Alzheimer's disease (AD) is a complex neurodegenerative disorder with growing evidence highlighting the dual role of immunomodulation in its pathogenesis and potential therapeutic strategies. Disturbance in the immune system increases the inflammatory cytokines that cause tau hyperphosphorylation and neuroinflammation. Also, immune checkpoint inhibition further increases the amyloid-beta deposition. Therefore, this review examines the intricate interplay between the immune system and AD, focusing on how immunomodulatory mechanisms influence key pathological hallmarks, including amyloid-beta aggregation, tau hyperphosphorylation, neuroinflammation, and cholinergic dysfunction. We analyse critical signaling pathways involved in immune regulation, such as Toll-like receptor (TLR), Janus kinase/signal transducer and activator of transcription (JAK/STAT), phosphoinositide 3-kinase/Akt (PI3K/Akt), Wnt/β-catenin, tumor necrosis factor (TNF), and triggering receptor expressed on myeloid cells (TREM), along with immune checkpoints like programmed cell death protein 1 (PD-1). Preclinical studies of immunomodulatory agents, including salidroside, festidinol, astragalin, sulforaphane, BM-MSC, simvastatin, Ab-T1, hTREM2, and XENP345, demonstrate promising effects.

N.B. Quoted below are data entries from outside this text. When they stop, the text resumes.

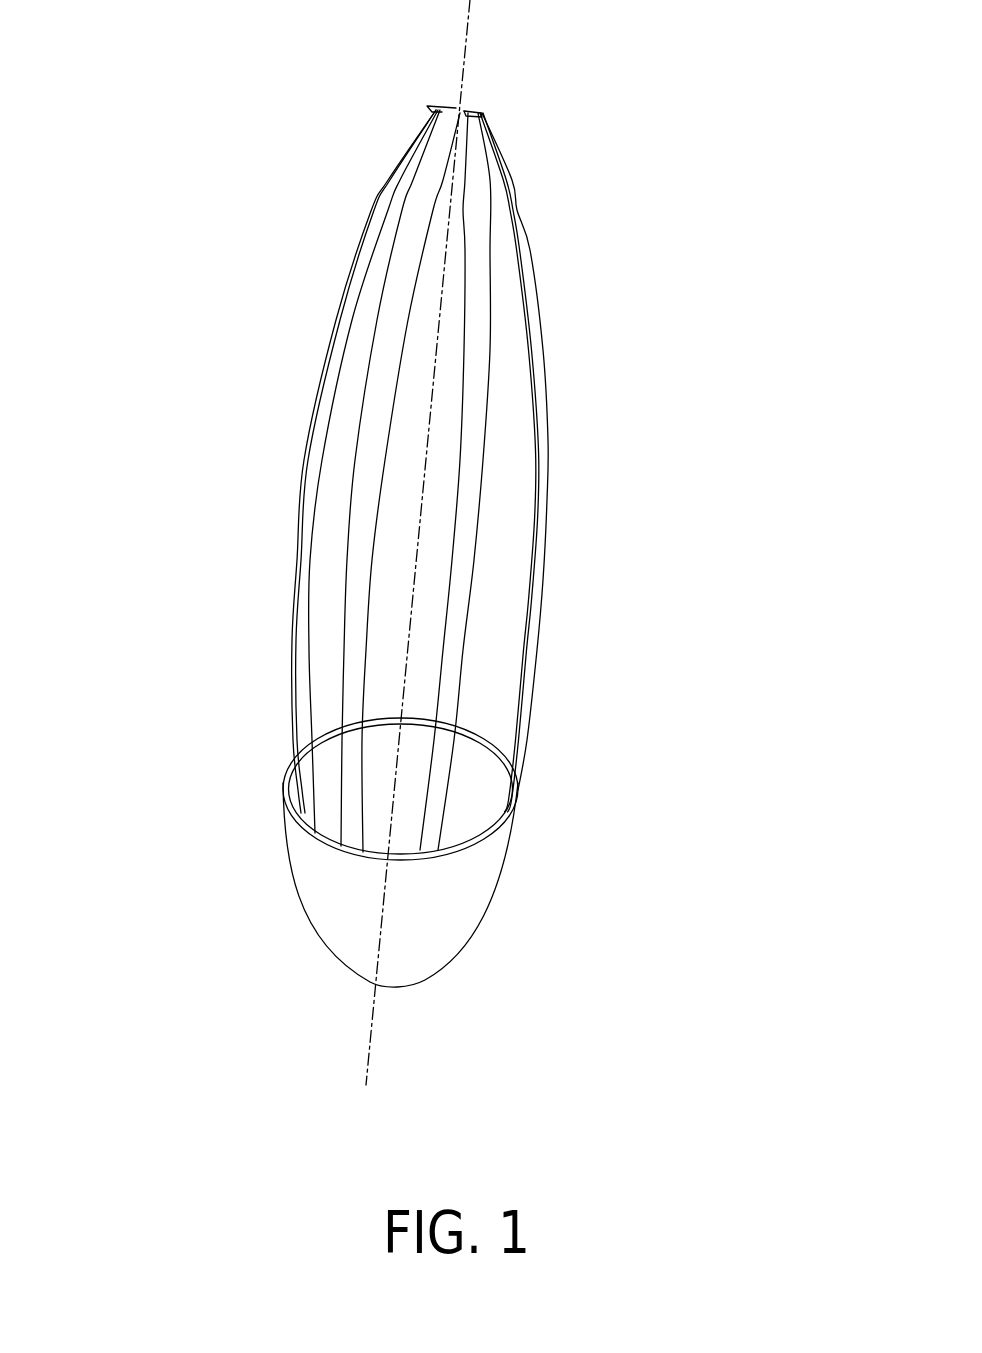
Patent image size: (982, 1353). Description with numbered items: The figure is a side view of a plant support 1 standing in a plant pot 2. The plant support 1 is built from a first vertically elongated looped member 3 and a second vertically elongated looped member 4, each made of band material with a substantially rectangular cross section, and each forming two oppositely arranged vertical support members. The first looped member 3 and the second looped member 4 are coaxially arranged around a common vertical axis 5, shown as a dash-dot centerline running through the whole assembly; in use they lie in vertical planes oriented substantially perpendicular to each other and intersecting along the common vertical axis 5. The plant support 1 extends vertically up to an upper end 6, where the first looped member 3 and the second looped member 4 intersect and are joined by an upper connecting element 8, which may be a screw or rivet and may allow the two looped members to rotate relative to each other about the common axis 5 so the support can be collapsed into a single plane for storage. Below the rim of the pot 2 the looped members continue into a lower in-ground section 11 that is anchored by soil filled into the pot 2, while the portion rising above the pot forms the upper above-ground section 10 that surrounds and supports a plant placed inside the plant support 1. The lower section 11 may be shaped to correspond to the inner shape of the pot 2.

The plant support 1 is at (427, 554).
The pot 2 is at (447, 930).
The first vertically elongated looped member 3 is at (358, 495).
The second vertically elongated looped member 4 is at (453, 659).
The common vertical axis 5 is at (370, 1052).
The upper end 6 is at (476, 112).
The upper connecting element 8 is at (462, 108).
The upper above-ground section 10 is at (282, 568).
The lower in-ground section 11 is at (370, 825).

Additionally, clinical investigations of drugs such as simufilam, AL002, TB006, VGL101, DNL919, XPro1595, astragalus, and IBC-Ab002 underscore the therapeutic potential of targeting immune pathways in AD. This review emphasizes how neuroinflammation, microglial activation, and peripheral immune responses contribute to disease progression. By exploring immunomodulatory mechanisms, the article sheds light on potential therapeutic targets that could help mitigate AD pathology which may pave the way for novel interventions preventing neurodegeneration in AD.